Since the 2001 attacks on the Twin Towers, public safety has become a worldwide issue and the demand for more sophisticated security has grown.

One University of Adelaide spinout company is at the forefront of large scale video surveillance, helping protect citizens around the world.

SNAP Network Surveillance, established in 2009, is the result of a world-leading research project—led by Professor Anton van den Hengel—at the University’s Australian Centre for Visual Technologies (ACVT).

SNAP technology enables closed circuit television operators to track targets from camera to camera, even among the largest CCTV networks—airports, large sporting venues, shopping malls and more.

Security personnel at these sites are struggling against a huge information overload, trying to spot events in video walls displaying hundreds or thousands of cameras.

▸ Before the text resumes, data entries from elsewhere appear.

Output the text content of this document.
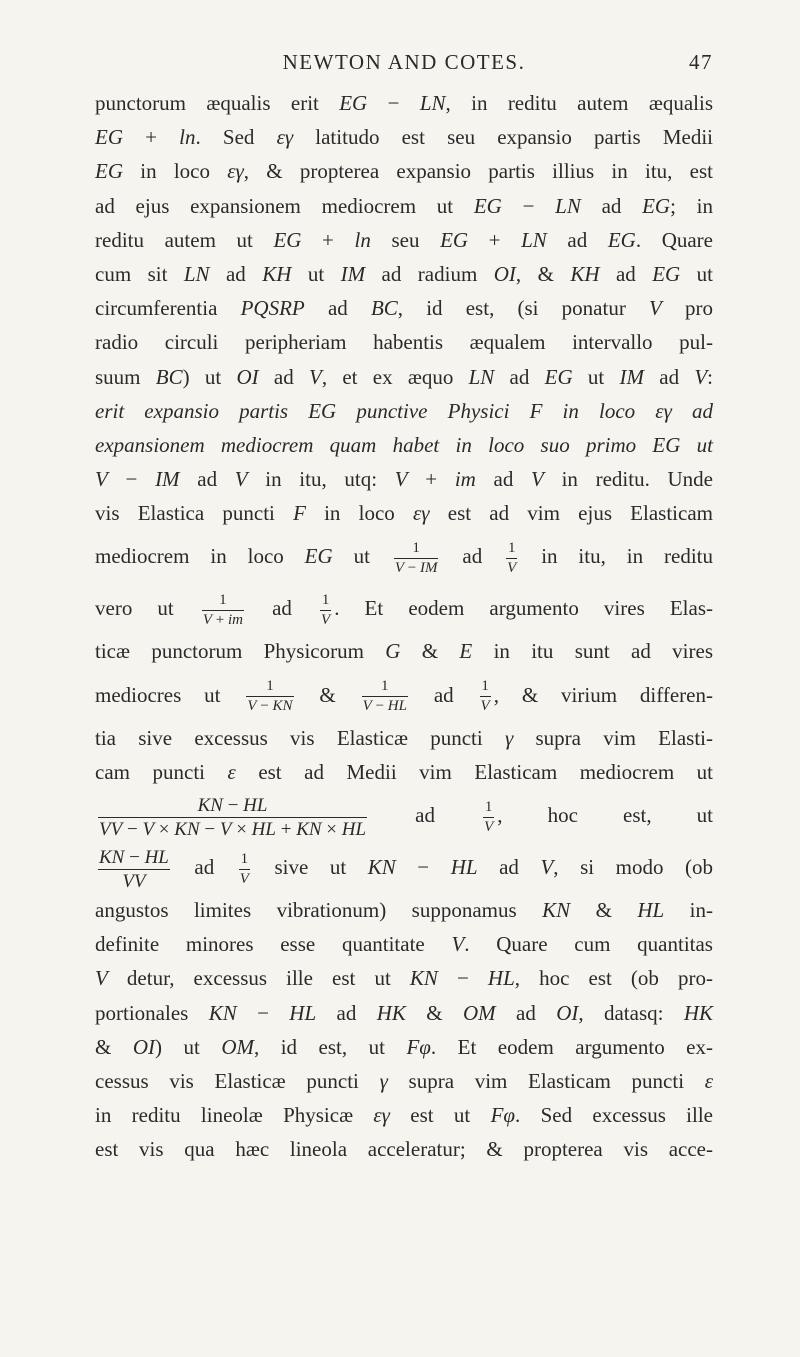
NEWTON AND COTES.	47
punctorum æqualis erit EG − LN, in reditu autem æqualis
EG + ln. Sed εγ latitudo est seu expansio partis Medii
EG in loco εγ, & propterea expansio partis illius in itu, est
ad ejus expansionem mediocrem ut EG − LN ad EG; in
reditu autem ut EG + ln seu EG + LN ad EG. Quare
cum sit LN ad KH ut IM ad radium OI, & KH ad EG ut
circumferentia PQSRP ad BC, id est, (si ponatur V pro
radio circuli peripheriam habentis æqualem intervallo pul-
suum BC) ut OI ad V, et ex æquo LN ad EG ut IM ad V:
erit expansio partis EG punctive Physici F in loco εγ ad
expansionem mediocrem quam habet in loco suo primo EG ut
V − IM ad V in itu, utq: V + im ad V in reditu. Unde
vis Elastica puncti F in loco εγ est ad vim ejus Elasticam
mediocrem in loco EG ut $\frac{1}{V - IM}$ ad $\frac{1}{V}$ in itu, in reditu
vero ut $\frac{1}{V + im}$ ad $\frac{1}{V}$ . Et eodem argumento vires Elas-
ticæ punctorum Physicorum G & E in itu sunt ad vires
mediocres ut $\frac{1}{V - KN}$ & $\frac{1}{V - HL}$ ad $\frac{1}{V}$ , & virium differen-
tia sive excessus vis Elasticæ puncti γ supra vim Elasti-
cam puncti ε est ad Medii vim Elasticam mediocrem ut
$\frac{KN - HL}{VV - V \times KN - V \times HL + KN \times HL}$ ad $\frac{1}{V}$ , hoc est, ut
$\frac{KN - HL}{VV}$ ad $\frac{1}{V}$ sive ut KN − HL ad V, si modo (ob
angustos limites vibrationum) supponamus KN & HL in-
definite minores esse quantitate V. Quare cum quantitas
V detur, excessus ille est ut KN − HL, hoc est (ob pro-
portionales KN − HL ad HK & OM ad OI, datasq: HK
& OI) ut OM, id est, ut Fφ. Et eodem argumento ex-
cessus vis Elasticæ puncti γ supra vim Elasticam puncti ε
in reditu lineolæ Physicæ εγ est ut Fφ. Sed excessus ille
est vis qua hæc lineola acceleratur; & propterea vis acce-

SNAP automatically integrates data from thousands of security cameras, reducing risks in a high-profile security environment, especially in times of emergency. Using this technology, video surveillance operators are readily able to take control of large-scale networks.

During a trial at a major international airport, SNAP’s software was able to demonstrate a multi-million dollar benefit.

The software was a star of Sydney’s Security 2012 Trade Show, and was awarded ‘Best in Show’ by the editor of the Security Electronics and Networks Magazine.

Over the past few years, SNAP has been successful in many rounds of funding from investors, which has given the company significant momentum.

The company has now partnered with Pacific Communications, a division of Hills Holdings, to market the product in Australia and New Zealand.

It is potentially the most successful commercial venture to come out of the ACVT, no mean feat considering the Centre is the largest of its kind in the Southern Hemisphere, servicing contracts with major international companies such as BHP Billiton, BAE Systems, Canon and Google as well as both the Australian and United States military.

Now employing seven full-time staff in Adelaide, SNAP is on the fast track to commercialisation success but more importantly, the SNAP technology might one day save your life.